Mija kilka równie upalnych dni, a Ty robiąc porządki w ogródku znalazłaś za owym grillem, kawałek mięsa, który musiał Ci wtedy spaść….. Co robisz?
1. Zjadasz ze smakiem?
2. Wyrzucasz, bo robi ci się niedobrze?
To teraz wyobraź sobie, że jeśli kilka dni z rzędu nie miałaś regularnych wypróżnień, to w zasadzie jest tak jak byś ten stary zepsuty kawałek mięsa miała w jelitach
Obrzydliwe pytanie, prawda?
Całe jedzenie, które zjadasz znajduje się w jelitach, w temperaturze 37 stopni. I wierz mi, nie jest to tylko jedzenie z ostatniej doby. To sprzed kilku dni także…. Gnijące, zalegające, zepsute. Trujące Ciebie!

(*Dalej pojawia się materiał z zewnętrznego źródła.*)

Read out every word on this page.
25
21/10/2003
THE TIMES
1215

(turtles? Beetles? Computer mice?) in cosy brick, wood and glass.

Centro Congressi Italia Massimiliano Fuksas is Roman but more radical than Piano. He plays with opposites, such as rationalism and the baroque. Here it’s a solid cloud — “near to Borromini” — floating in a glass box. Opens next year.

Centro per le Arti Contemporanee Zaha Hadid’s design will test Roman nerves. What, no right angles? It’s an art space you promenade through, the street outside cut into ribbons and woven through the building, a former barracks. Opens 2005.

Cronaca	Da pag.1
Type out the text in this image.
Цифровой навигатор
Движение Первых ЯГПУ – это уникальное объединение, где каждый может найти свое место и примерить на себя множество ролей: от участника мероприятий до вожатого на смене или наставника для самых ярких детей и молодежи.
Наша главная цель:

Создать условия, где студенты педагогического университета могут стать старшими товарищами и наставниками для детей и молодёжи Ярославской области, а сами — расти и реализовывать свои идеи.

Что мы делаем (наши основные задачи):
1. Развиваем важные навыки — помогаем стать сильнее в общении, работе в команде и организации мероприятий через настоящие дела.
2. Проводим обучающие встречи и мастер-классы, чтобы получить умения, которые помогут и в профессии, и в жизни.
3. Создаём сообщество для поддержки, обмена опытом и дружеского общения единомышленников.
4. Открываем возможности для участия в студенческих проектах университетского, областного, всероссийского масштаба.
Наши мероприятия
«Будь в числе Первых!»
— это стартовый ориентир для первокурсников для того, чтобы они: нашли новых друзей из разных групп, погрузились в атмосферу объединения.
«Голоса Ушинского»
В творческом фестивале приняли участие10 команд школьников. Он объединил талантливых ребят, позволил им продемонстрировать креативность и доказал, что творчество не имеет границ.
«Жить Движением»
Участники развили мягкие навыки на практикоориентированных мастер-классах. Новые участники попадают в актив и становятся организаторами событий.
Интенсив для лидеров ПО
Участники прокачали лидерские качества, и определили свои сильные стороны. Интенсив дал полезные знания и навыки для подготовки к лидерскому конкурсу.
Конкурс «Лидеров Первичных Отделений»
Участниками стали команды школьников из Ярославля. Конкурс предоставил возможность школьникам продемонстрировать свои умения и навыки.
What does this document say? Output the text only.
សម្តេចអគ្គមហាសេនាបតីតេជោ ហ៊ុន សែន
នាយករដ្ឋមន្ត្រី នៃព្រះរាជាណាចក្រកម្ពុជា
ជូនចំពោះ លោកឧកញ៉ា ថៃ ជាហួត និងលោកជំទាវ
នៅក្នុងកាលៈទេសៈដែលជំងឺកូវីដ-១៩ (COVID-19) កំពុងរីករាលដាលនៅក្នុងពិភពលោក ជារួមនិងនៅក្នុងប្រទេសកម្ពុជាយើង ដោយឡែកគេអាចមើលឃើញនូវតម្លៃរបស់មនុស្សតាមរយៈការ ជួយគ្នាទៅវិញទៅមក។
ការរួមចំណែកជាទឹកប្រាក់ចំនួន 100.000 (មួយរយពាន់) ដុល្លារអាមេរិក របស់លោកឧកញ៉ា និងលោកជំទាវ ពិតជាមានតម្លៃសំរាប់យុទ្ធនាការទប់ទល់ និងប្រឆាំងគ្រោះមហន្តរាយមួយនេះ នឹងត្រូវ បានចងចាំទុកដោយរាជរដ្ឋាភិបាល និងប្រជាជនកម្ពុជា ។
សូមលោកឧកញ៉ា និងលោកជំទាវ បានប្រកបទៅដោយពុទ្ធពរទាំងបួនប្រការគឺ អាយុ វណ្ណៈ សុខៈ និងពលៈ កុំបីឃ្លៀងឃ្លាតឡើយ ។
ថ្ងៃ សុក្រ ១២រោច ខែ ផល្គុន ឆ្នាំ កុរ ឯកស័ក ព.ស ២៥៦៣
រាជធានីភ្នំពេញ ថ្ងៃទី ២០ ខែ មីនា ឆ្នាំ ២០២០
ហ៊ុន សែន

Żeby czuć się dobrze i być zdrową, musisz regularnie odwiedzać toaletę.
Jak o to zadbać?
pij dużo wody
spożywaj produkty z błonnikiem
jedz jak najwięcej żywności nieprzetworzonej
ruszaj się (niektórzy zawsze po spacerze potrzebują wizyty w wc i to jest bardzo dobry objaw lepszej pracy jelit podczas marszu)
Co Ci grozi, jeśli to zaniedbasz?
wzdęcia
problemy z cerą
syndrom jelita drażliwego
niska energia życiowa, ospałość
nieprawidłowe wchłanianie substancji odżywczych i suplementów (co z tego, że płacisz miliony monet za świetne suple, skoro one i tak Ci się nie wchłaniają?)
nieuregulowany apetyt
wzrost wagi ciała
większy obwód w talii
Kto doczytał do końca? I marzy o grillu w upalny dzień?